Myths about depression:
  1.  Hard work beats depression. Overwork is often a sign of depression, rather than a cure – especially in men.
  2.  It’s not a real illness.  Depression affects nearly one in six people and can be a serious illness. It is the leading cause of disability in the U.S.
  3. Depression is just self-pity. People that suffer from clinical depression are not lazy or weak. It is a medical condition that affects the brain.
  4. Help means drugs for life. Some studies have shown that “talk therapy” can be as effective for mild to moderate depression, however moving through the depression can often be accelerated by medications. It may only be needed temporarily – a bridge across. For deeper depression medications are necessary, but still may not be a lifelong need.
  5. Depressed people cry a lot. That is not always true. Some depressed people do not seem sad. They may just emotionally withdraw or suffer feelings of worthlessness or act out in anger.
  6. Depression is part of aging. Most older people actually do quite fine, but depression can be overlooked because the symptoms are somewhat different. Aches and pains increase, food is not so appealing, interest in activities is diminished.    
  7. Talking makes things worse. Actually it is just the opposite. Sharing the burden is part of the solution. That is why therapy works.
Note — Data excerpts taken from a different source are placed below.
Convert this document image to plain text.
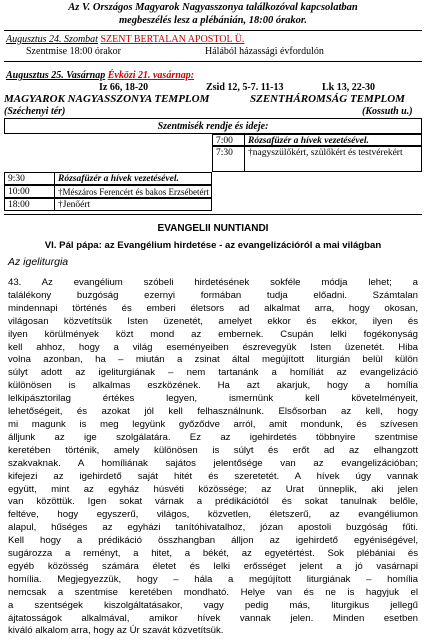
Az V. Országos Magyarok Nagyasszonya találkozóval kapcsolatban
megbeszélés lesz a plébánián, 18:00 órakor.
Augusztus 24. Szombat SZENT BERTALAN APOSTOL Ü.
Szentmise 18:00 órakor	Hálából házassági évfordulón
Augusztus 25. Vasárnap Évközi 21. vasárnap:
Iz 66, 18-20	Zsid 12, 5-7. 11-13	Lk 13, 22-30
MAGYAROK NAGYASSZONYA TEMPLOM	SZENTHÁROMSÁG TEMPLOM
(Széchenyi tér)	(Kossuth u.)
Szentmisék rendje és ideje:
7:00	Rózsafüzér a hívek vezetésével.
7:30	†nagyszülőkért, szülőkért és testvérekért
9:30	Rózsafüzér a hívek vezetésével.
10:00	†Mészáros Ferencért és bakos Erzsébetért
18:00	†Jenőért
EVANGELII NUNTIANDI
VI. Pál pápa: az Evangélium hirdetése - az evangelizációról a mai világban
Az igeliturgia
43. Az evangélium szóbeli hirdetésének sokféle módja lehet; a
találékony buzgóság ezernyi formában tudja előadni. Számtalan
mindennapi történés és emberi életsors ad alkalmat arra, hogy okosan,
világosan közvetítsük Isten üzenetét, amelyet ekkor és ekkor, ilyen és
ilyen körülmények közt mond az embernek. Csupán lelki fogékonyság
kell ahhoz, hogy a világ eseményeiben észrevegyük Isten üzenetét. Hiba
volna azonban, ha – miután a zsinat által megújított liturgián belül külön
súlyt adott az igeliturgiának – nem tartanánk a homíliát az evangelizáció
különösen is alkalmas eszközének. Ha azt akarjuk, hogy a homília
lelkipásztorilag értékes legyen, ismernünk kell követelményeit,
lehetőségeit, és azokat jól kell felhasználnunk. Elsősorban az kell, hogy
mi magunk is meg legyünk győződve arról, amit mondunk, és szívesen
álljunk az ige szolgálatára. Ez az igehirdetés többnyire szentmise
keretében történik, amely különösen is súlyt és erőt ad az elhangzott
szakvaknak. A homíliának sajátos jelentősége van az evangelizációban;
kifejezi az igehirdető saját hitét és szeretetét. A hívek úgy vannak
együtt, mint az egyház húsvéti közössége; az Urat ünneplik, aki jelen
van közöttük. Igen sokat várnak a prédikációtól és sokat tanulnak belőle,
feltéve, hogy egyszerű, világos, közvetlen, életszerű, az evangéliumon
alapul, hűséges az egyházi tanítóhivatalhoz, józan apostoli buzgóság fűti.
Kell hogy a prédikáció összhangban álljon az igehirdető egyéniségével,
sugározza a reményt, a hitet, a békét, az egyetértést. Sok plébániai és
egyéb közösség számára életet és lelki erősséget jelent a jó vasárnapi
homília. Megjegyezzük, hogy – hála a megújított liturgiának – homília
nemcsak a szentmise keretében mondható. Helye van és ne is hagyjuk el
a szentségek kiszolgáltatásakor, vagy pedig más, liturgikus jellegű
ájtatosságok alkalmával, amikor hívek vannak jelen. Minden esetben
kiváló alkalom arra, hogy az Úr szavát közvetítsük.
  8. Teens are unhappy by nature. Teens often are moody, irritable and argumentative – but not depressed. If moods of sadness last over two weeks it might be good to check it out. Statistically, one in eleven teens develops depression.
  9. Depression is hard to treat.  Occasionally depression is treatment resistant, but over 70% of people treated with medications alone eventually became symptom free -- and an even higher percentage when combined with therapy.

Facts about depression:

1.    Men fly under the radar. Men don’t tend to talk about their feelings and are often more difficult to diagnose. They are more likely to act out depression in anger, irritability, or restlessness -- and “self- medicate” by drinking, and other reckless behaviors.
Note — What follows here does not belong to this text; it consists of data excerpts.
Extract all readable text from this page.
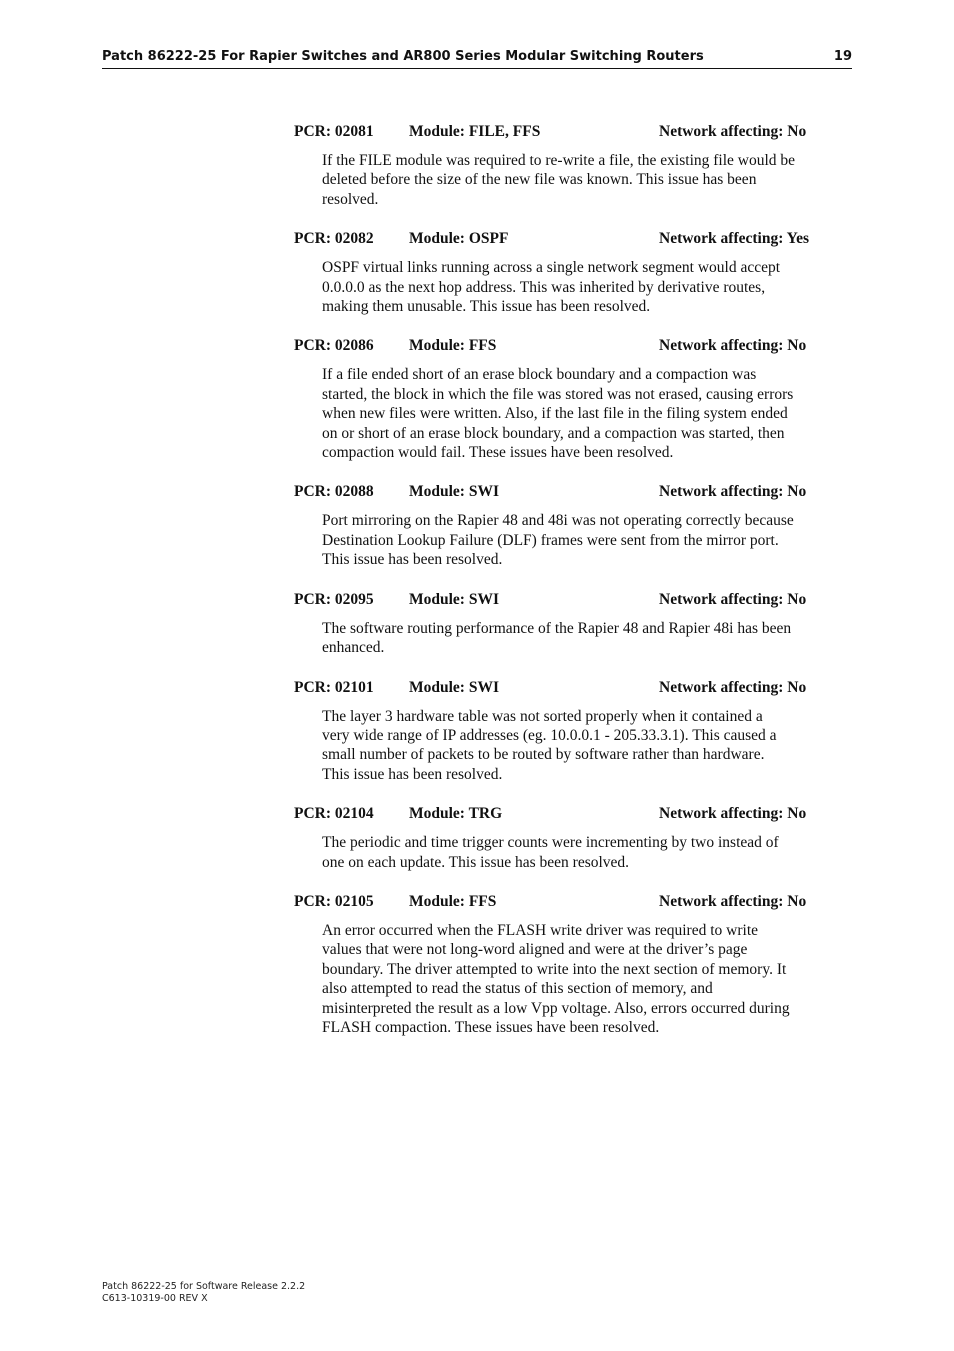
Patch 86222-25 For Rapier Switches and AR800 Series Modular Switching Routers	19
PCR: 02081 Module: FILE, FFS	Network affecting: No
If the FILE module was required to re-write a file, the existing file would be
deleted before the size of the new file was known. This issue has been
resolved.
PCR: 02082 Module: OSPF	Network affecting: Yes
OSPF virtual links running across a single network segment would accept
0.0.0.0 as the next hop address. This was inherited by derivative routes,
making them unusable. This issue has been resolved.
PCR: 02086 Module: FFS	Network affecting: No
If a file ended short of an erase block boundary and a compaction was
started, the block in which the file was stored was not erased, causing errors
when new files were written. Also, if the last file in the filing system ended
on or short of an erase block boundary, and a compaction was started, then
compaction would fail. These issues have been resolved.
PCR: 02088 Module: SWI	Network affecting: No
Port mirroring on the Rapier 48 and 48i was not operating correctly because
Destination Lookup Failure (DLF) frames were sent from the mirror port.
This issue has been resolved.
PCR: 02095 Module: SWI	Network affecting: No
The software routing performance of the Rapier 48 and Rapier 48i has been
enhanced.
PCR: 02101 Module: SWI	Network affecting: No
The layer 3 hardware table was not sorted properly when it contained a
very wide range of IP addresses (eg. 10.0.0.1 - 205.33.3.1). This caused a
small number of packets to be routed by software rather than hardware.
This issue has been resolved.
PCR: 02104 Module: TRG	Network affecting: No
The periodic and time trigger counts were incrementing by two instead of
one on each update. This issue has been resolved.
PCR: 02105 Module: FFS	Network affecting: No
An error occurred when the FLASH write driver was required to write
values that were not long-word aligned and were at the driver’s page
boundary. The driver attempted to write into the next section of memory. It
also attempted to read the status of this section of memory, and
misinterpreted the result as a low Vpp voltage. Also, errors occurred during
FLASH compaction. These issues have been resolved.
Patch 86222-25 for Software Release 2.2.2
C613-10319-00 REV X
2.    Anyone can get depressed. Women are twice as likely to be diagnosed with depression – but that is because they are most likely to seek help and to admit feelings.
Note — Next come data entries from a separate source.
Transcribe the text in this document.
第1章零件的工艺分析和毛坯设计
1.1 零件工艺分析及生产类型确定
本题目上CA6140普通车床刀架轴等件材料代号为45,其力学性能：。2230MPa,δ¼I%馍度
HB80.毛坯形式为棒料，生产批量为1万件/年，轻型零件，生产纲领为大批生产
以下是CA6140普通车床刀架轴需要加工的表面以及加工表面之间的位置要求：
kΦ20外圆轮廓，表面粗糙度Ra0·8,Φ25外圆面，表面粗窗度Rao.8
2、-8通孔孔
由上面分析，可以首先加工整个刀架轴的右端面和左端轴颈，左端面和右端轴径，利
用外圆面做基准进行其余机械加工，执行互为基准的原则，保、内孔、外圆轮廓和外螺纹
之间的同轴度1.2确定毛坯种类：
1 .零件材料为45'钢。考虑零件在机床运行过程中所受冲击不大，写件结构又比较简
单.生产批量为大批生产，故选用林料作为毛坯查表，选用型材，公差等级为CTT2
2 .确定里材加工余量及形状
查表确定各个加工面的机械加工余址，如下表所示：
3.   It can sneak up slowly. Depression can be progressive – an increase in symptoms over a long period of time. It can also be a chronic low-level malaise that sucks the life out of your work and relationships.
4.   Family history is not destiny. You may have an elevated risk based on family history, but it is not a sentence for life. Managing life stressors and getting counseling when needed will often hold it at bay.
5.  Depression imitates dementia. In older adults confusion, memory problems and occasionally even delusions can be the result of depression and can often be misdiagnosed as dementia.
6.   Positive thinking may help. Getting a hold of our negative self-talk and taking our thoughts captive in prayer and meditation may have a very positive effect. See Philippians 4:8
7.   Exercise is good medicine. Moderately intense exercise, especially in community or with friends is very helpful to combat the symptoms of mild to moderate depression.
8.  It’s not always depression. Sometimes it really is just grief, sadness and disappointment from negative life events. If the sadness from these events does not eventually lift but becomes chronic in nature, then it is time to check for depression.
9.   Hope for better days is real. Remember that it is hard to feel hopeful when caught in the clutches of depression. But depression is treatable and coping skills can be acquired.

If you or a loved one is either suffering from depression or unsure if you are – please get help. Better days are yet to come.